Сидевшая напротив женщина в рабочих шароварах пояснила с сердитой миной:
— Ну да, авария. Тут на соседней линии было крушение поезда. С рельс сошёл. Не слыхали, что ли? Все только об этом и говорили.
Её сосед, с виду студент, широко улыбнувшись, сказал:
— Да, никогда и не догадаешься, что мы так близко от места крушения. Но ничего, это ж не на линии Хатико, так?
Реми, подавив замешательство, пожал плечами, почесал в затылке и кивнул в знак согласия. Ему очень не хотелось, чтобы к нему ещё лезли с разговорами. Он повернулся к Капи, тяжело вздохнул, изобразив на лице тяжкую скорбь, скрестил на груди руки и якобы погрузился в глубокую задумчивость.

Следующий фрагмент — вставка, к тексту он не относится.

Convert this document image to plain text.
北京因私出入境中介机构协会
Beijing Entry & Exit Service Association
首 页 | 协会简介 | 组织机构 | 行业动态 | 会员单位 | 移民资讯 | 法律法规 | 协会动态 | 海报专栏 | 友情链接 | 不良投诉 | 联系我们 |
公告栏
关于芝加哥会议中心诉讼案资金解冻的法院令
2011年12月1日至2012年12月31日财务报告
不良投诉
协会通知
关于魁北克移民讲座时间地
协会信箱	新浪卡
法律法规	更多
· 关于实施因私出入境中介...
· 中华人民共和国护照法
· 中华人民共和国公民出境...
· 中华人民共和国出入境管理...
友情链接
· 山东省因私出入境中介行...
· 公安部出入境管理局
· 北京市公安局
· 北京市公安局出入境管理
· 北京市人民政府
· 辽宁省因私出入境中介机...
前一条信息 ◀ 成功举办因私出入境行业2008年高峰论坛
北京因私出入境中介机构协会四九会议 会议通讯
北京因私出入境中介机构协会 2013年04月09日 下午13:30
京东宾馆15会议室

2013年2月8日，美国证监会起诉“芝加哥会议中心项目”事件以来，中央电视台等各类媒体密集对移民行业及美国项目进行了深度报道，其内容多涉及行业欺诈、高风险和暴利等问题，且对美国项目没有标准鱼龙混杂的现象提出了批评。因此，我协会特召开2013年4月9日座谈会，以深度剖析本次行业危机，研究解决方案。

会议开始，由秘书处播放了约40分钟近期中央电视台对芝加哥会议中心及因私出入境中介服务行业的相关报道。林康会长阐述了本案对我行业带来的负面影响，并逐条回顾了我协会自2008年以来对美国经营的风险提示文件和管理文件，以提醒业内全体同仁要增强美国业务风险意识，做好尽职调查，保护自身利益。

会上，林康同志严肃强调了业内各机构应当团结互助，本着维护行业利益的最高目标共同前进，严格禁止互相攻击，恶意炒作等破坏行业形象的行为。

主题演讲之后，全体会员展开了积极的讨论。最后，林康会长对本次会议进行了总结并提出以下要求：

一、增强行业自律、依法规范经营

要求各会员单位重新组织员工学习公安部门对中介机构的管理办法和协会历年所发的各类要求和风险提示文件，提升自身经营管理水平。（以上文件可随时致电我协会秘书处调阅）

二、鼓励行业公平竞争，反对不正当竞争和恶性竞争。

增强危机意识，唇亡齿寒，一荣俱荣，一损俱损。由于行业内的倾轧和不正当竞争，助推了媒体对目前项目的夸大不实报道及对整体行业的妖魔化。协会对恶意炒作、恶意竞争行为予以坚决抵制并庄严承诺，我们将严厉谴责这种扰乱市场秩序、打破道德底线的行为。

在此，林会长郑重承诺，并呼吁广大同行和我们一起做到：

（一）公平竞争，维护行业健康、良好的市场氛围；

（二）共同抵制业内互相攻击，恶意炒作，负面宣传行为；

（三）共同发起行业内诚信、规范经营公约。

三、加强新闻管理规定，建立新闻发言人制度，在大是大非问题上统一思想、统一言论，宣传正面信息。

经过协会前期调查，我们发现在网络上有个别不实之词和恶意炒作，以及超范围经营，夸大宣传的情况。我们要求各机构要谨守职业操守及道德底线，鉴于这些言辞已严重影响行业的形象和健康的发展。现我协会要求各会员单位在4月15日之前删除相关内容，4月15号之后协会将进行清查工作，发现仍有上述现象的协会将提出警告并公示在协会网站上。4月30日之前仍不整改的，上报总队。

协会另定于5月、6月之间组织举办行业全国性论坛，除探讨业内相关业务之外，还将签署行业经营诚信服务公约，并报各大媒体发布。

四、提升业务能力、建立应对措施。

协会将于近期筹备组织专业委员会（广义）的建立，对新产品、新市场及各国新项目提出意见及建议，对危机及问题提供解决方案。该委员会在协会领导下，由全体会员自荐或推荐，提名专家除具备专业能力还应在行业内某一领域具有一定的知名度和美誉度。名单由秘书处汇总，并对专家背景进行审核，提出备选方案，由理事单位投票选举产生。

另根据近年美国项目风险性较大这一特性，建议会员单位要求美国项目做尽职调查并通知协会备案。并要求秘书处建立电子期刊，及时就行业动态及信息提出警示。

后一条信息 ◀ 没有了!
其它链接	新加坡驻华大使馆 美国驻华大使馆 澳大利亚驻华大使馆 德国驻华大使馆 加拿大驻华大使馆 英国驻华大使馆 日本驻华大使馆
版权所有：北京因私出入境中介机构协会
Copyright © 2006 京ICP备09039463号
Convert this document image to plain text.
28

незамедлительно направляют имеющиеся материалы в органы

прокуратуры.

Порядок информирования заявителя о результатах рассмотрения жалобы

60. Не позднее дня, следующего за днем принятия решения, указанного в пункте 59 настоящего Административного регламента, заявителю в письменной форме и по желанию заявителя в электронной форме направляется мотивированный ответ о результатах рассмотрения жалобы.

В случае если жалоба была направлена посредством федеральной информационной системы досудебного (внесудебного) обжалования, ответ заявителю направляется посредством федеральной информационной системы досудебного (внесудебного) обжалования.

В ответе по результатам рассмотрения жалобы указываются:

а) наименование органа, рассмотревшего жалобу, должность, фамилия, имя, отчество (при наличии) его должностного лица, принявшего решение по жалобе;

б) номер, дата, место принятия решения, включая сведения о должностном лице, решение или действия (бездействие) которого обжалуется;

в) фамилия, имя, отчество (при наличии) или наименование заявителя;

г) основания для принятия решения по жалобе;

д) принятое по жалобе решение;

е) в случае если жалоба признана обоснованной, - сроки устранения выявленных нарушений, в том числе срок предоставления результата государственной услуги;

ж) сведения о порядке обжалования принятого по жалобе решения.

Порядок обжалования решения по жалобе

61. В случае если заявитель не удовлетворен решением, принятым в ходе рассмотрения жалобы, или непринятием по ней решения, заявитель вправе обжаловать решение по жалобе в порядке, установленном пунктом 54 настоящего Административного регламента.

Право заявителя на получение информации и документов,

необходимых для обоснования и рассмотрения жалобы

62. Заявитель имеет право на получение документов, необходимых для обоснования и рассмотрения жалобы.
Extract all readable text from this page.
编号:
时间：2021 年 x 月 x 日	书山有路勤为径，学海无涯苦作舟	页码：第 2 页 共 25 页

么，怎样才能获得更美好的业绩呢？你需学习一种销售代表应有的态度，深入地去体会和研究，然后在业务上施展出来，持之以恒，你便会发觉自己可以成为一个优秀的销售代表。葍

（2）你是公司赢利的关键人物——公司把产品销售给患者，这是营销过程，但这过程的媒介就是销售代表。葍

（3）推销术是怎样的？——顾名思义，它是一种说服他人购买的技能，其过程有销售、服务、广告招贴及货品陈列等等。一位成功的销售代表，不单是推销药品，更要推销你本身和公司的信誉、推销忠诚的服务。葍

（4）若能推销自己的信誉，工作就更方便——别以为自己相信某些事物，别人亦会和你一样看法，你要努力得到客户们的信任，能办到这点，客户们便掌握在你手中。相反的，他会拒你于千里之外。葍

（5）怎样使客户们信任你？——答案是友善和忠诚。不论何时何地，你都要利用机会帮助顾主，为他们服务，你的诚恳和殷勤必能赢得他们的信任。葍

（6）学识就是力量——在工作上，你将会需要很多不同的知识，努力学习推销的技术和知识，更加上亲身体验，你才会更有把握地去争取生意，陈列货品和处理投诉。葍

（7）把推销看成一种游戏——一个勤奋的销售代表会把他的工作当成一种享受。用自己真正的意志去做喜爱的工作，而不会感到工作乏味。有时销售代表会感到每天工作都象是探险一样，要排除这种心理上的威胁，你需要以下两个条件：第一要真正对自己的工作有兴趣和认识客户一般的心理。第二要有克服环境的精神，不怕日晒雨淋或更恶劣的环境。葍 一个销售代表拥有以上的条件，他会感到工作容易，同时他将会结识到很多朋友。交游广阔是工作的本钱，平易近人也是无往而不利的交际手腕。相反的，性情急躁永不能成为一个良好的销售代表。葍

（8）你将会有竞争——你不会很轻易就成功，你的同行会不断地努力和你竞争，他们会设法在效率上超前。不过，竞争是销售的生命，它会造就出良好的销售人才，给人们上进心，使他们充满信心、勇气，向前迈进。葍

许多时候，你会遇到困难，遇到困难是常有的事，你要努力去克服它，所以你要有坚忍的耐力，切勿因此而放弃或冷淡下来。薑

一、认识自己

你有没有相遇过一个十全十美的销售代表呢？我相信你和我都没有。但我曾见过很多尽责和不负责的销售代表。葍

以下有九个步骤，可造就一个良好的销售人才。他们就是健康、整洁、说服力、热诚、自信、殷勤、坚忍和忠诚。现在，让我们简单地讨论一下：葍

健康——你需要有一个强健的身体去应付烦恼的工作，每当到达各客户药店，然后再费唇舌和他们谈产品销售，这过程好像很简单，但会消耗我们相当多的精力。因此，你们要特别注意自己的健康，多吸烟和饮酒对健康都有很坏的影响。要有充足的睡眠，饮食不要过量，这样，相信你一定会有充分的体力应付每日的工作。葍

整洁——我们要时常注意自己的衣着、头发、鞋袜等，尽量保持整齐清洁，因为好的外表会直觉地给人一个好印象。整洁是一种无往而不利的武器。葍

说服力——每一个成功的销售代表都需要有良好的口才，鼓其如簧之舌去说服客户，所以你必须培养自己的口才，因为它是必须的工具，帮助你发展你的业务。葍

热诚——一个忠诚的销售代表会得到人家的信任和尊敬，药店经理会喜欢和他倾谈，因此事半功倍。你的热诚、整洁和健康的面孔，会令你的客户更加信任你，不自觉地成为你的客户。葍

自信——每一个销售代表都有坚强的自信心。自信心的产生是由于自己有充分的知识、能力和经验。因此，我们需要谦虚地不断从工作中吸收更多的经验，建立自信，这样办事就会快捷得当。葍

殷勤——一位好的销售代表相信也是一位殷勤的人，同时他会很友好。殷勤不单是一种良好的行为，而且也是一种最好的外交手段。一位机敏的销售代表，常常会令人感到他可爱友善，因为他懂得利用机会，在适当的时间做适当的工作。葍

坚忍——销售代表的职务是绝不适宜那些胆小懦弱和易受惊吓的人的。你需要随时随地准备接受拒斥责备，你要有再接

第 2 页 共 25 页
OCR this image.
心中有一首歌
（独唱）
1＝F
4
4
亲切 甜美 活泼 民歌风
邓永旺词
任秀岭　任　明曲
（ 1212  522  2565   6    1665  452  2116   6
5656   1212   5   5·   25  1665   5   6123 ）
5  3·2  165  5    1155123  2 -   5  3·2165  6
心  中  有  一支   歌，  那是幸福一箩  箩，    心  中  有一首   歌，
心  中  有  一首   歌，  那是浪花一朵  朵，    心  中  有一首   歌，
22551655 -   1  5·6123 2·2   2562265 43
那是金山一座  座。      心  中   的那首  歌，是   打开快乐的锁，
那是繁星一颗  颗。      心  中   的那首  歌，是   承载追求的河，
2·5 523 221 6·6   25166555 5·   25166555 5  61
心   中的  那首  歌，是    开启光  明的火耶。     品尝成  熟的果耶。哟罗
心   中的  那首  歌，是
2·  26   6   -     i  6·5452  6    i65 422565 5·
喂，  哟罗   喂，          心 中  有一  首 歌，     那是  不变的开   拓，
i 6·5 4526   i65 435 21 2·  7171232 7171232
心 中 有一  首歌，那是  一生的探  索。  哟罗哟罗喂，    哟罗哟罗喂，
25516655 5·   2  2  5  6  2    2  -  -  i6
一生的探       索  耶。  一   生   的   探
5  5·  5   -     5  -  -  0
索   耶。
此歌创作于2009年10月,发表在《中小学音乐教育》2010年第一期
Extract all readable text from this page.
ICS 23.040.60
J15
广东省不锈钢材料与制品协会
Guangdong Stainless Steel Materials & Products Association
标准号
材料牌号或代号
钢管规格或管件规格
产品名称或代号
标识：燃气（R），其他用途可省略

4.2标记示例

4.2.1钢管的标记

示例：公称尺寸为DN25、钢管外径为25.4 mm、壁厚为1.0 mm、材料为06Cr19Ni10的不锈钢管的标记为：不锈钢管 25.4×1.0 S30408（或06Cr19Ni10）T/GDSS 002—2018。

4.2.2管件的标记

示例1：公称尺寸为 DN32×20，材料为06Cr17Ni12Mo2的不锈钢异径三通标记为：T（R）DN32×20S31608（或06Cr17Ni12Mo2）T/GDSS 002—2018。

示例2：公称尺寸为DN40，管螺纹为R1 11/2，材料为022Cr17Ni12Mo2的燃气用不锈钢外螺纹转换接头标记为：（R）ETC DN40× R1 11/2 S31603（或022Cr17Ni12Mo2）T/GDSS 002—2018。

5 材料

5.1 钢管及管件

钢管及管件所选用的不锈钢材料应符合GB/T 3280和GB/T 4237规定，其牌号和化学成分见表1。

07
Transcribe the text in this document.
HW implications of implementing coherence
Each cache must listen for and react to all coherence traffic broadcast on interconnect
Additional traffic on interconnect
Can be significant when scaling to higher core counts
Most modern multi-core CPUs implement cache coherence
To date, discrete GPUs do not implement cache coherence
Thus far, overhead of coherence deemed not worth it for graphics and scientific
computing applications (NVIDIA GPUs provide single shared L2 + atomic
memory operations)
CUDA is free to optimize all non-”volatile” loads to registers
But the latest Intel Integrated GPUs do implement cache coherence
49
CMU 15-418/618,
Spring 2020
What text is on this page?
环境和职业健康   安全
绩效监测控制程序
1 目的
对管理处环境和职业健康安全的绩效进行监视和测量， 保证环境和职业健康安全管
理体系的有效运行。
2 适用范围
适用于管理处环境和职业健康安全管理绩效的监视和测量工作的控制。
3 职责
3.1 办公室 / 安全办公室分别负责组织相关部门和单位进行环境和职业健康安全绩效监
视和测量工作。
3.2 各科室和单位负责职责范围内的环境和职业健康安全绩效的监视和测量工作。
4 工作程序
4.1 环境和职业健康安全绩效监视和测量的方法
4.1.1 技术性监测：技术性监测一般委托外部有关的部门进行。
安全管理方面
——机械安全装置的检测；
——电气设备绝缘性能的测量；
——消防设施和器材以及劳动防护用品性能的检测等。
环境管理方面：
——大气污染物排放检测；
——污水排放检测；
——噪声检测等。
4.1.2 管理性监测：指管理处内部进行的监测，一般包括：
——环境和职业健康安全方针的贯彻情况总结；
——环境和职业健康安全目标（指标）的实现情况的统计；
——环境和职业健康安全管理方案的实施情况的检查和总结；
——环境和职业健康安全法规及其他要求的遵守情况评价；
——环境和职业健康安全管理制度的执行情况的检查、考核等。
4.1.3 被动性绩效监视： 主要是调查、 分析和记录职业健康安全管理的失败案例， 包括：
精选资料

К счастью, и женщина напротив, и студент оказались не слишком разговорчивы и тоже замолчали. На лицах у них было написано, что они не хотят больше касаться этой темы, — настолько ужасная была авария.
Минут через пятнадцать поезд, словно собравшись с духом, наконец тронулся. Все пассажиры смотрели в окна на правой стороне. Реми и Капи тоже повернулись вправо и посмотрели в окно. Поезд неторопливо катил вдоль реки. Берег был высокий. Гладь воды блестела внизу, под обрывом. Вдоль берега цвели жёлтые и белые цветы — обыкновенный мирный сельский пейзаж. Однако прямо на берегу стоял какой-то высокий столб, а вокруг него лежали груды цветов и дымились палочки благовоний. Пока Реми и Капи открыв рты смотрели в окно, поезд подъехал к конечной остановке «Хигаси-Ханно». Когда вышли на платформу, Капи всё ещё говорил о той аварии. Страшное, должно быть, крушение. Наверное, у работников станции можно было бы легко выяснить, когда именно оно случилось, но спрашивать они опасались. На это Реми заметил: если выяснится, что они понятия не имеют о таком происшествии, это может навлечь подозрения.